Demokrasi dipahami sebagai paham berbasis pada kehendak rakyat. Dari rakyat, oleh rakyat, dan untuk rakyat sendiri. Kalau ini benar, harusnya pemilu itu sebuah pesta dari, oleh, dan untuk rakyat itu sendiri. Dan karenanya harus dinikmati dengan penuh sukacita dan damai sejahtera oleh rakyat itu sendiri.Â
Persoalan siapa yang menang atau kalah, itu adalah soal lain. Karena para capres itu adalah pilihan rakyat semua. Dan karenanya, ketika seseorang memenangkan pemilu, maka semua harus menyatu kembali untuk melanjutkan kehidupan demokrasi.
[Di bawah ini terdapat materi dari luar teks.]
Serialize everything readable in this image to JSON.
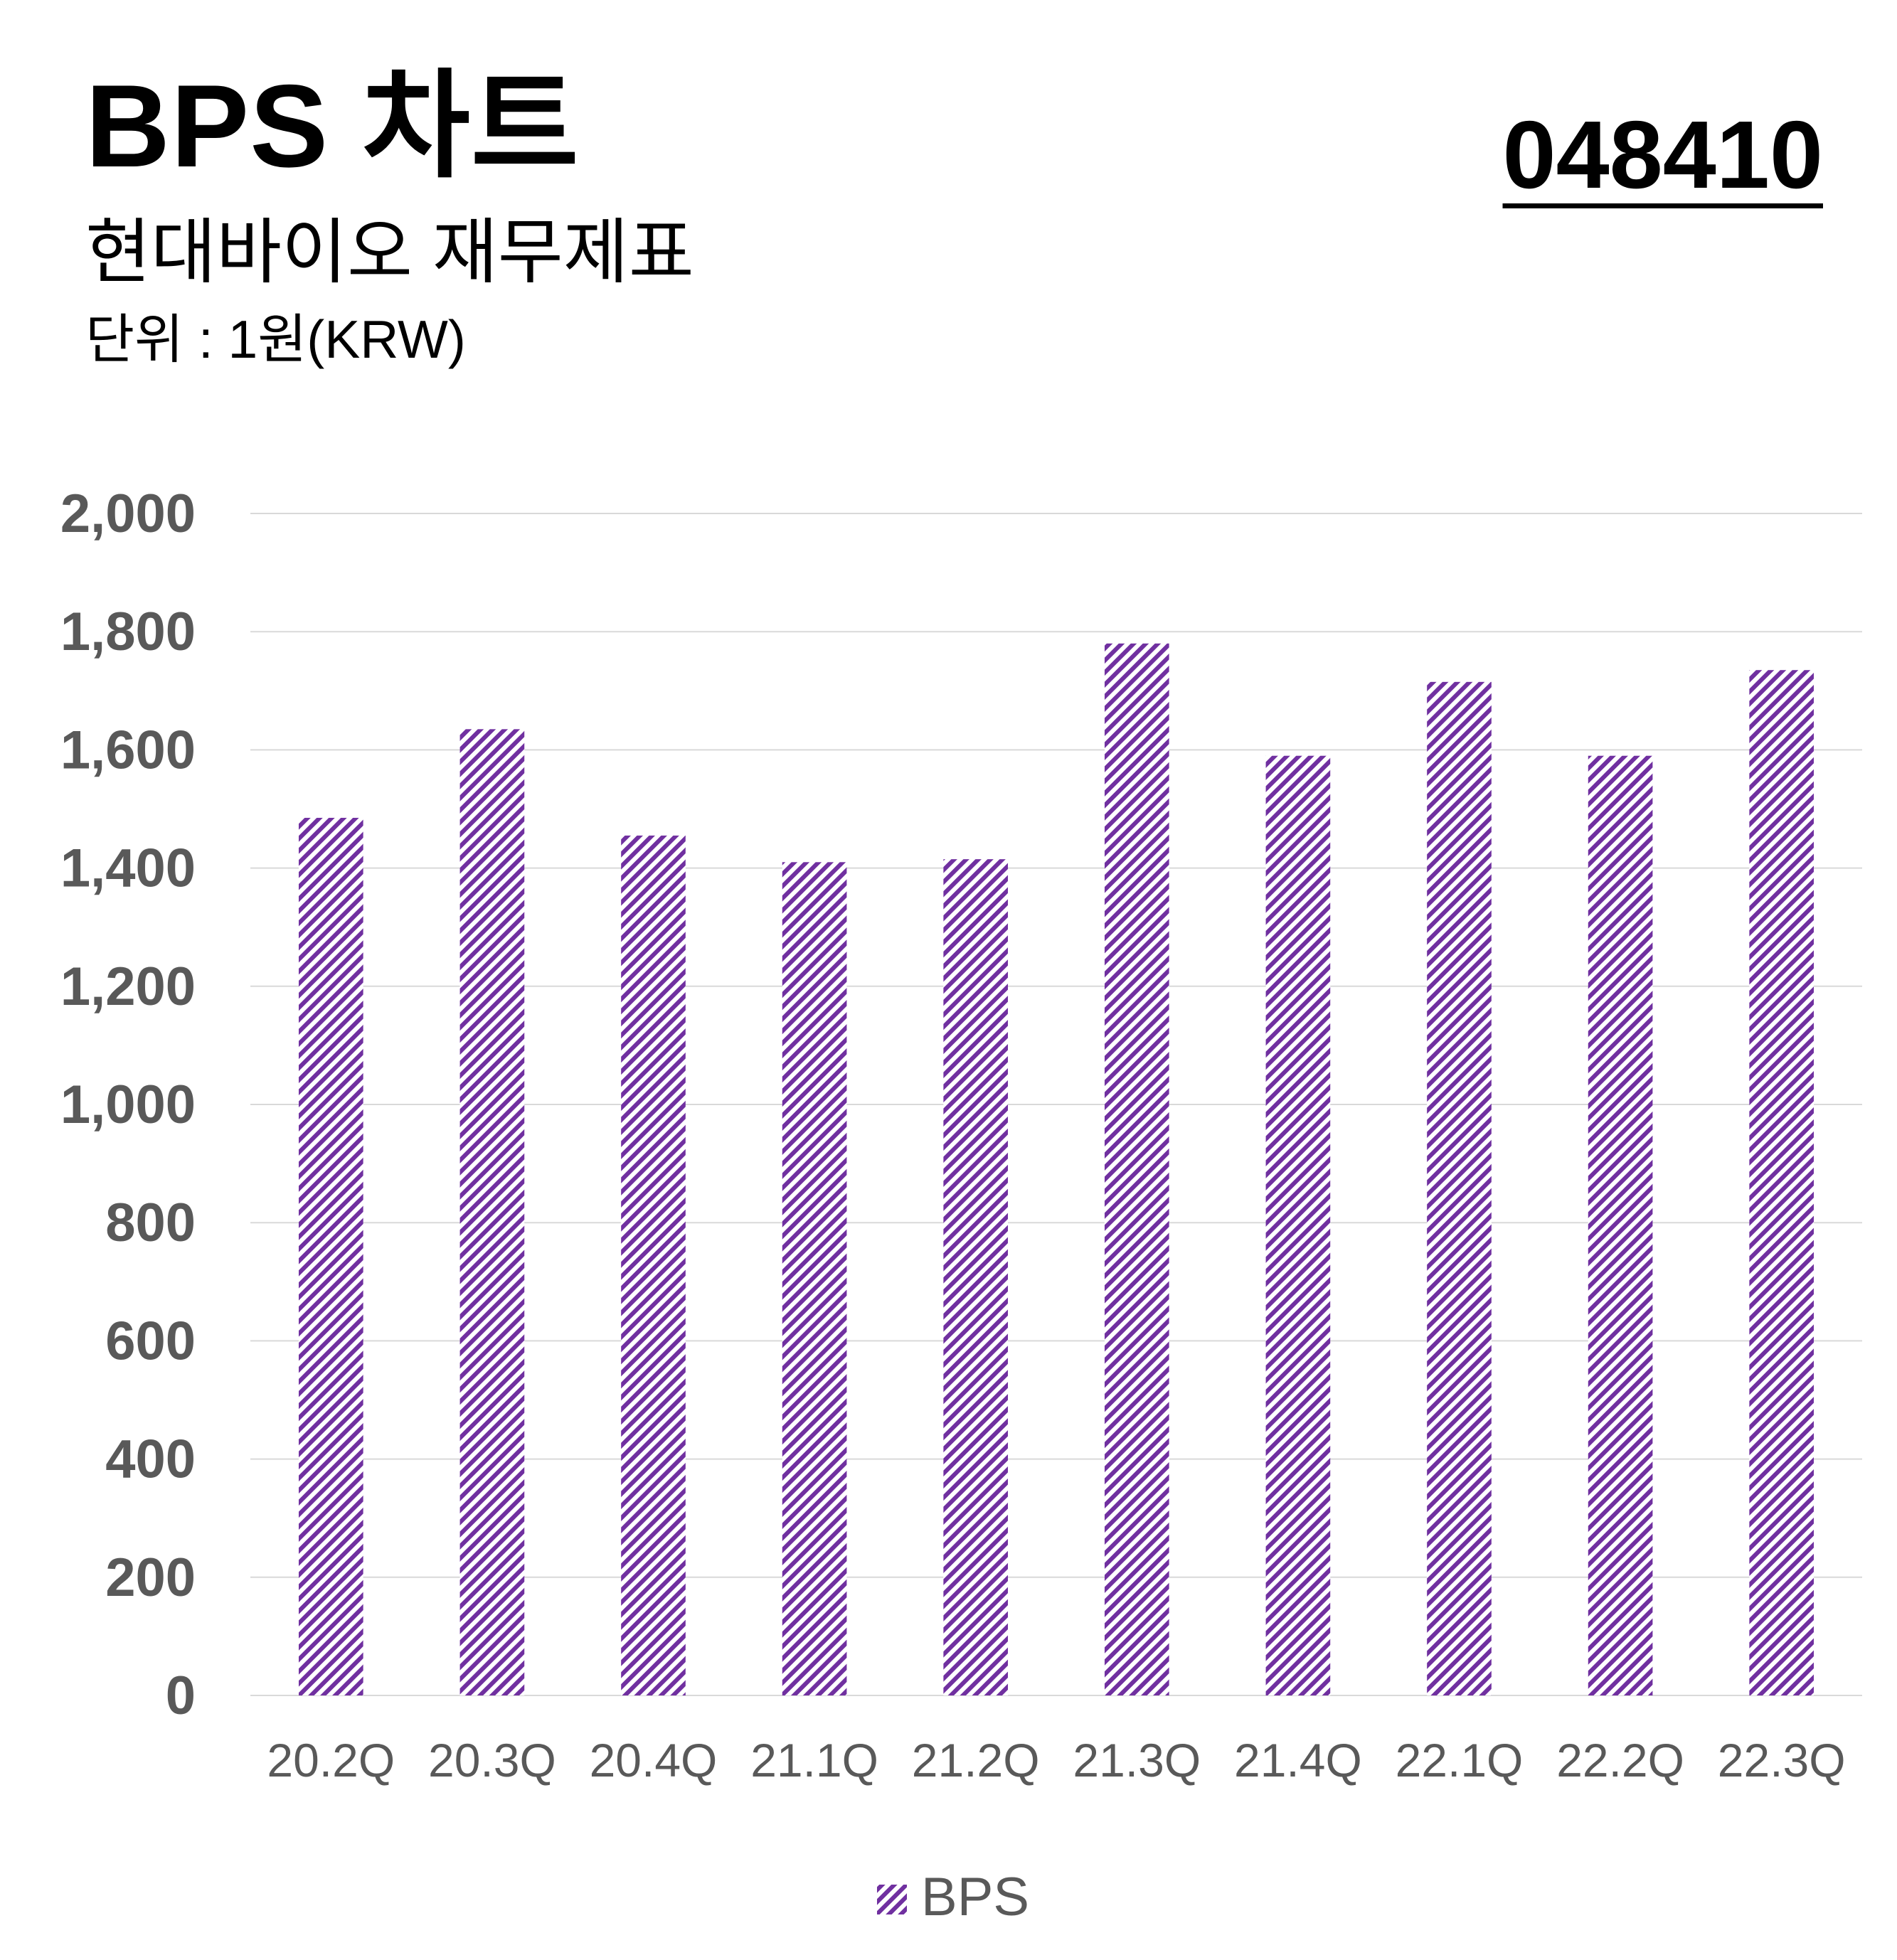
{
  "header": {
    "title": "BPS 차트",
    "code": "048410",
    "subtitle": "현대바이오 재무제표",
    "unit": "단위 : 1원(KRW)"
  },
  "colors": {
    "bar_stripe": "#7030a0",
    "grid": "#d9d9d9",
    "axis_text": "#595959"
  },
  "chart_data": {
    "type": "bar",
    "categories": [
      "20.2Q",
      "20.3Q",
      "20.4Q",
      "21.1Q",
      "21.2Q",
      "21.3Q",
      "21.4Q",
      "22.1Q",
      "22.2Q",
      "22.3Q"
    ],
    "series": [
      {
        "name": "BPS",
        "values": [
          1485,
          1635,
          1455,
          1410,
          1415,
          1780,
          1590,
          1715,
          1590,
          1735
        ]
      }
    ],
    "yticks": [
      "0",
      "200",
      "400",
      "600",
      "800",
      "1,000",
      "1,200",
      "1,400",
      "1,600",
      "1,800",
      "2,000"
    ],
    "ylim": [
      0,
      2000
    ],
    "grid": true,
    "legend": "bottom-center",
    "pattern": "diagonal-stripes"
  }
}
Pemahaman ini hendak menegaskan, bahwa semua kegiatan dan aktivitas yang bertentangan dengan pesta demokrasi itu, harus dilawan secara bersama-sama. Harus dilawan agar tidak terjadi money politic, praktek hoaks di mana-mana, saling mengintimidasi, dan melakukan kecurangan lainnya.
Agar di akhir pesta, semua merasa puas, bahagia dan damai sejahtera untuk bergandengan tangan dan melangkah bersama-sama lima tahun ke depan membangun negeri ini menjadi sebuah negara yang maju dan berkembang sejajar dengan negara lain di berbagai belahan dunia.